現在沿海已平,但這一次海嘯,已經將所有的資源全部毀去,而最為重要的人,姚良知竟然說“自由”?
能走到高位的人,沒有一個不清楚,在這個世界,人口究竟有多重要。
姚良知今後一段時間的發展,必然是以中部為基點,以沿海為大後方及退路,然後呈散花狀的朝著四周發展。
這是最為穩妥,最為有利的一種方式。
而這種方式的前提,就是需要人,很多很多的人。
現在,姚良知的話,意味著他不僅要將人分潤出去,還要將地盤,資源,以及權力全部分潤出去。

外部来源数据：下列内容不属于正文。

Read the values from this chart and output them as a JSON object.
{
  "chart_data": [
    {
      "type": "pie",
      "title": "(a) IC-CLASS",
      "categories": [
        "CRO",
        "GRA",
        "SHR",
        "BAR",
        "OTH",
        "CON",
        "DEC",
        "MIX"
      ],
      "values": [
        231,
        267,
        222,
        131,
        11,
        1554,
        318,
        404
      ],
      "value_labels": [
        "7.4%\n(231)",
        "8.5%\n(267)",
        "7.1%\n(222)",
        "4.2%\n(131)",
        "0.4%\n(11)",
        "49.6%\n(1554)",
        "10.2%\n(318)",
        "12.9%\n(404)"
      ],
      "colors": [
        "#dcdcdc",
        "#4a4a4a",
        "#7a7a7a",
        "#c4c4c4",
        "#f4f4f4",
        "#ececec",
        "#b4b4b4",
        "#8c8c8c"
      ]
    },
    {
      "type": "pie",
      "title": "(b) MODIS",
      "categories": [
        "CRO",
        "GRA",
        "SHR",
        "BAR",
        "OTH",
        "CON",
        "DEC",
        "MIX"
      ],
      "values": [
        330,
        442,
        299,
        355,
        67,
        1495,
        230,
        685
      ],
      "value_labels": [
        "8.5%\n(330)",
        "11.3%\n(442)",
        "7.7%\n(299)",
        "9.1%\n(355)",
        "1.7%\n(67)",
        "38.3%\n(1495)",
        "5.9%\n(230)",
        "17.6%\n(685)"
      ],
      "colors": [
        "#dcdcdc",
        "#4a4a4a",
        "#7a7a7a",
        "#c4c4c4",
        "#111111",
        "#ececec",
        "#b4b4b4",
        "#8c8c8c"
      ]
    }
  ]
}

這對於出身高貴,又受刑空熏陶的二人而言,那是難以置信的一件事。
“姚,姚先生,您不必開我們玩笑,我和如仙的確是心野了一些,但什麽該碰,什麽不該碰,我們還是很清楚的。”
卓如仙亦隨言,帶著些不安道:“姚先生放心,我們雖然出去,但心裏一定記著姚先生,我們會盡可能地往深處探索,絕對不會妨礙姚先生的。”
當著這麽多人說這話,祁溫書和卓如仙也是有考量的。
姚良知再強,武力再高,但雙腳長在自己身上,姚良知能攔住百人,千人,難道還能在這個遍地是喪屍的世界,攔住萬人,十萬人不成?
所以二人確信,以姚良知的聰明,是絕對不會做出“殺人震懾”這一步臭棋出來的。
所以,姚良知如此說的含義,在二人看來,就是為了警告他們,順帶剝奪他們手裏的權與人。
姚良知輕笑一聲,沒有理會二人的小心思。
“我說的是真的,你們不必懷疑,我的性格想必大家心裏應該有所了解。”
“眾目睽睽之下,我總不至於誆騙於你們。”
這種方式,姚良知是早就確定了的。